Airbnb’s redesign makes it much easier to find rentals for long-term stays and multi-stop trips

Airbnb is opening up the world of travel even further with the company’s biggest update in a decade, which increases choices by 40% for travelers looking for stays of at least a week using a new technology called Split Stays, and also introduces inventive categories and more insurance coverage.

“We have the biggest travel bounce of the century ahead of us and I hope that when people check out our website or our new app, they’ll be reminded that there’s this really big world out there just waiting to be discovered – a world of possibilities,” said the CEO. said Brian Chesky. “You can live like a king in a castle and like a child in a treehouse or you can be like an explorer on a ship. If you love design, you can sleep in a Frank Lloyd Wright house, like I Did it in Ann Arbor, Michigan a month ago.

The revamp kicked off this morning with Split Stays, which combines two home rentals into back-to-back stays, creating an itinerary that can be built around location or theme.

Previously, listings only appeared in search if they were available for an entire stay, a particular issue for long stays of a week or more, which account for more than half of Airbnb guest stays in the country. course of the last three months.
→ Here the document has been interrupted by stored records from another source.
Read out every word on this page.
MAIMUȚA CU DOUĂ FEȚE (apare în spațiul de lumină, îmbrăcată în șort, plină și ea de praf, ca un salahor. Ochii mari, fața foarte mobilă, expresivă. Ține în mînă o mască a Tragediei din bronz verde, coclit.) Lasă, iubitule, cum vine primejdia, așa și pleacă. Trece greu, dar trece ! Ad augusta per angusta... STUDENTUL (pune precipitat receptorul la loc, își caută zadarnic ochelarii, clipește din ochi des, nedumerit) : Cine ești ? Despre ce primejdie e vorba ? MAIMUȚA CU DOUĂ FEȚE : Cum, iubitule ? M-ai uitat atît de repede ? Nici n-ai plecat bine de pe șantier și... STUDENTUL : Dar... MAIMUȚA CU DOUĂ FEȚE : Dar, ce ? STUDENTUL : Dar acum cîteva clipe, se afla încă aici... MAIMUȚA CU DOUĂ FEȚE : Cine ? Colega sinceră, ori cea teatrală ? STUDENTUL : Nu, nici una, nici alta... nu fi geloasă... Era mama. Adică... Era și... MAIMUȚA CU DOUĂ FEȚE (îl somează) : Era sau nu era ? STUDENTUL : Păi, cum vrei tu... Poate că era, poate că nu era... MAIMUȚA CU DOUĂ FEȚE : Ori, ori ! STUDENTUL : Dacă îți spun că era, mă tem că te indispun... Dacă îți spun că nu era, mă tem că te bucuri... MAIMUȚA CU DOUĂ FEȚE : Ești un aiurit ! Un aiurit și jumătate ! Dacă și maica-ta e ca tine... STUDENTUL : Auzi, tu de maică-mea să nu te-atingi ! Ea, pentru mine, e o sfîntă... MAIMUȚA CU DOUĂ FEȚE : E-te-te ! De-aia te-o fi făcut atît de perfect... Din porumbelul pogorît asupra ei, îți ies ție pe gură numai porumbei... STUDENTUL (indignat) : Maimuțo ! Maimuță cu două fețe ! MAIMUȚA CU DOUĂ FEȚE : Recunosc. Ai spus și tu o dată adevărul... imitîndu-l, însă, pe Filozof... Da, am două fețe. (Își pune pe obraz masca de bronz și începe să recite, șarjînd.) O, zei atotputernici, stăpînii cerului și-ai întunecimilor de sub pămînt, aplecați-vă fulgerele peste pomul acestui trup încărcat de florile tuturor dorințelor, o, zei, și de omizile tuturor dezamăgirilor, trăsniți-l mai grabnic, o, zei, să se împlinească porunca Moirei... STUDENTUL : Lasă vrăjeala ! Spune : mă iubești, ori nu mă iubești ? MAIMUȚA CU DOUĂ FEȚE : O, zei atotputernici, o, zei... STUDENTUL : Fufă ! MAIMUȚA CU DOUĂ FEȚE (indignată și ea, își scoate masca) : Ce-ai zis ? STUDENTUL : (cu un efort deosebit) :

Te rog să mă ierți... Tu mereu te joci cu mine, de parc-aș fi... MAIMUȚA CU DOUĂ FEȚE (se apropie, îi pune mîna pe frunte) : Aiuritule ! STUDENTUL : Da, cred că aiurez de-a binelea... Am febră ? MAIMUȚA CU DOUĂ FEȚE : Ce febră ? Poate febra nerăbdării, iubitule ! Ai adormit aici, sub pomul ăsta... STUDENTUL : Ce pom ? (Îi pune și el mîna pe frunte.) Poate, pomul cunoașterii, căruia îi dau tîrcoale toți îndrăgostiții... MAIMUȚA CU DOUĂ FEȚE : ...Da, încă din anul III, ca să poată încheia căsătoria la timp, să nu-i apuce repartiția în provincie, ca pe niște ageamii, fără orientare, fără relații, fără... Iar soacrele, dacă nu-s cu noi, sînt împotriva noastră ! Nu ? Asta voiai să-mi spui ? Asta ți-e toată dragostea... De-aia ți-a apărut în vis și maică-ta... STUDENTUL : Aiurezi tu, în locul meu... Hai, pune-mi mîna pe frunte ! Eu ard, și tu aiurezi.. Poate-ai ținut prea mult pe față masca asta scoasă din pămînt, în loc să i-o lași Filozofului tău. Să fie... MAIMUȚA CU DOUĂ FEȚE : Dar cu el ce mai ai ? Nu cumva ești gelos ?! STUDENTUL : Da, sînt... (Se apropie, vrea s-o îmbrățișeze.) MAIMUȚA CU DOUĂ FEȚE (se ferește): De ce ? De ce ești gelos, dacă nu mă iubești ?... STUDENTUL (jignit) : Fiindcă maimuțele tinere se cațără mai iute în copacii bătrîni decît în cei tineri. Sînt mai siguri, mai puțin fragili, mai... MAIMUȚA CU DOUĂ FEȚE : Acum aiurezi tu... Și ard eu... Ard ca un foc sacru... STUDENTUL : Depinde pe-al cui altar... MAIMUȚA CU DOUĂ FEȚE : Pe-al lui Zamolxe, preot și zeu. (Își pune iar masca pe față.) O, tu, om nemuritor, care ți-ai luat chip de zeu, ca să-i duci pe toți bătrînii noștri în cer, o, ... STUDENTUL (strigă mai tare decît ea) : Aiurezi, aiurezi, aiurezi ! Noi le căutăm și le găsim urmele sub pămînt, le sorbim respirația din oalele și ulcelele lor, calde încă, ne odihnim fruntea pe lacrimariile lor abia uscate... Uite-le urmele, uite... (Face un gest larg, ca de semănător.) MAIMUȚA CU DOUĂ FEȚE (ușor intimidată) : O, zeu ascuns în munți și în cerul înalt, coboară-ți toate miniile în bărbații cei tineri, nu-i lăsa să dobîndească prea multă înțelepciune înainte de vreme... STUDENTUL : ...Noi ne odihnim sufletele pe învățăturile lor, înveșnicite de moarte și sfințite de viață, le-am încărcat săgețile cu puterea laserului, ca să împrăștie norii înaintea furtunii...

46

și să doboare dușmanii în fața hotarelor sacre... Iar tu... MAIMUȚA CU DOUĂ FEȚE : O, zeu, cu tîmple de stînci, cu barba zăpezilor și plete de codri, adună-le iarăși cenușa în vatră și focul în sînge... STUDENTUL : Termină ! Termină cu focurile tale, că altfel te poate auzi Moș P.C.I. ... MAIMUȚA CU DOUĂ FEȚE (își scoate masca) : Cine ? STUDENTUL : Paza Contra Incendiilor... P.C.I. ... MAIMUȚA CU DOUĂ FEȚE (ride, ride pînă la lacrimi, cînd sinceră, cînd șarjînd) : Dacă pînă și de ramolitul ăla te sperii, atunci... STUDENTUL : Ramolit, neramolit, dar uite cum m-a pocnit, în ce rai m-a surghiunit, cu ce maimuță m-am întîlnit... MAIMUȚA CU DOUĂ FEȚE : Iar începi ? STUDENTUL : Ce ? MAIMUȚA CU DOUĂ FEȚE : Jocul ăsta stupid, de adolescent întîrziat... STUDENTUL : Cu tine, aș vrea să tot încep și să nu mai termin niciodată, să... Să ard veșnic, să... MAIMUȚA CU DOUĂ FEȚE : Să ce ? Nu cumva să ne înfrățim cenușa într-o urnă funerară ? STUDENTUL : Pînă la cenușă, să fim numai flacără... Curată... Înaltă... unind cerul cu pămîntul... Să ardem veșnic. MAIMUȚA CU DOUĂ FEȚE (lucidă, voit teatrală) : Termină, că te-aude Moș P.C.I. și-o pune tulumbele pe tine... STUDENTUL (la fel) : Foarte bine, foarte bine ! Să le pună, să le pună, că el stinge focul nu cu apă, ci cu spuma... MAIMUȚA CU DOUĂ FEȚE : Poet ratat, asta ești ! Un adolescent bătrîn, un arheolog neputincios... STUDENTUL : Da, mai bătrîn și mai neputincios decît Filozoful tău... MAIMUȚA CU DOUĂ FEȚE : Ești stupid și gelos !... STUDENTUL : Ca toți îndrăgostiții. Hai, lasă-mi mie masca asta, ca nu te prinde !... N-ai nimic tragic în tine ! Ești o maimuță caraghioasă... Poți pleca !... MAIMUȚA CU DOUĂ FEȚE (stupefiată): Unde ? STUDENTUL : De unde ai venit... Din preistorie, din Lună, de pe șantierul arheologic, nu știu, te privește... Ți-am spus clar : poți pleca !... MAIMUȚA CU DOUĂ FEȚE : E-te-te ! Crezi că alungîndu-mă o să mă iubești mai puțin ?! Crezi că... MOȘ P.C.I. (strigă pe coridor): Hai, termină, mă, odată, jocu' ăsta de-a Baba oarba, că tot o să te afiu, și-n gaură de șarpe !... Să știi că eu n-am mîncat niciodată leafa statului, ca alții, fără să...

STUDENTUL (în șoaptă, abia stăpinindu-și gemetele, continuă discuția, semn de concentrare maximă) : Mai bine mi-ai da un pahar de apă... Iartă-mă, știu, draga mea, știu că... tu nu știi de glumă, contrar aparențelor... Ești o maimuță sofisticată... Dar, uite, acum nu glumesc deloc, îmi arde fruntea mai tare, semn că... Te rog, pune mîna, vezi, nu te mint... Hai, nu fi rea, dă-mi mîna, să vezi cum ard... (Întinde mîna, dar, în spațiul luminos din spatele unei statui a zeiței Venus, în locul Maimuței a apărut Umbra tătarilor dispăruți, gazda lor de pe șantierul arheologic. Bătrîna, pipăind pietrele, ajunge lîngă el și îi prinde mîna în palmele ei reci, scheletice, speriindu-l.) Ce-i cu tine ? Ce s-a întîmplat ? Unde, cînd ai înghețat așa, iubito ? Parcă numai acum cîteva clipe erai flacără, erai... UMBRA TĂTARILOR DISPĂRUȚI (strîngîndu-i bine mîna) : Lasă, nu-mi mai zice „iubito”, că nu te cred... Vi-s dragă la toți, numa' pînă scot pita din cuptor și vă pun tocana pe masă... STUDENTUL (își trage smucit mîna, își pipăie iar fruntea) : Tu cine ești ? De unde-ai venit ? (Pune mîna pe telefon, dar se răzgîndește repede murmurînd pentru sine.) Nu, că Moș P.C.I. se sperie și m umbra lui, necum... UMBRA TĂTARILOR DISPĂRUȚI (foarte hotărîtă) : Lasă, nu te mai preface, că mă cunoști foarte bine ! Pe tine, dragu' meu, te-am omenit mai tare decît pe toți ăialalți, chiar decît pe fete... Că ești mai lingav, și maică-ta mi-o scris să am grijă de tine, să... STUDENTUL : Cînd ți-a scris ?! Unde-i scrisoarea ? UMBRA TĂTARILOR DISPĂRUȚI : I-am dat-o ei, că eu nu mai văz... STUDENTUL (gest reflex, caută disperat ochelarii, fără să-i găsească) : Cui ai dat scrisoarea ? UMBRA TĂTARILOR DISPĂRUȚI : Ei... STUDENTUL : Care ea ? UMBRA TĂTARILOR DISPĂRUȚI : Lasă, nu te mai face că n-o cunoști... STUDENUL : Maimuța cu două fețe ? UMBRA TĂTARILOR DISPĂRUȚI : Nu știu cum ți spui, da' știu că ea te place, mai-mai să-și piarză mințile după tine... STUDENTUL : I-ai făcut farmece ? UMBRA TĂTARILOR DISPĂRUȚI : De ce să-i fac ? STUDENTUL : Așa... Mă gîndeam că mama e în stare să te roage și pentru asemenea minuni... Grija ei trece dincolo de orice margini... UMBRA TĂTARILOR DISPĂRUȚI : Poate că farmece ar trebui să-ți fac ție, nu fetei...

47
The new feature nearly doubles the search options by automatically pairing two lists that together will populate the search parameters.

A look at how Split Stays is bringing new accommodation combos to travellers.

Courtesy of Airbnb

What the team discovered while testing Split Stays was the ability to create itineraries based on themes. For example, if you’re looking for a National Parks-themed getaway, you might find two homes in the National Parks area back to back instead of one. “What makes it so revolutionary is not what it is today, but what it can be,” Chesky says. “This represents the opportunity for Airbnb to begin creating personalized itineraries with machine learning, artificial intelligence, and personalized curation.”

Accordingly, the launch also includes 56 new themed categories, which include accommodation types such as A-frames, cabins, castles, mud houses, houseboats, treehouses, windmills and yurts; activity categories such as golf, surfing and skiing; and types of places like beaches, cities, Moroccan riads and Italian trulli. There’s even a category for creative spaces that includes recording studios and green-screen sound stages, as well as houses with grand pianos. Of the 6 million listings on the platform, 4.4 million unique homes are now in one category, and some in more than one.

Categories also offer additional and personalized data. For example, if you search in the design category, each listing will have a descriptor indicating who the designer is, but if it is national parks, the same line will detail the park it is close to.

Perhaps the most notable category is one of Chesky’s favorites, simply titled “OMG!” with a spaceship logo. There’s no other way to describe it than “I can’t believe this exists,” he says, pointing to a zigzag house in costa rica and one yellow submarine in new zealand as examples.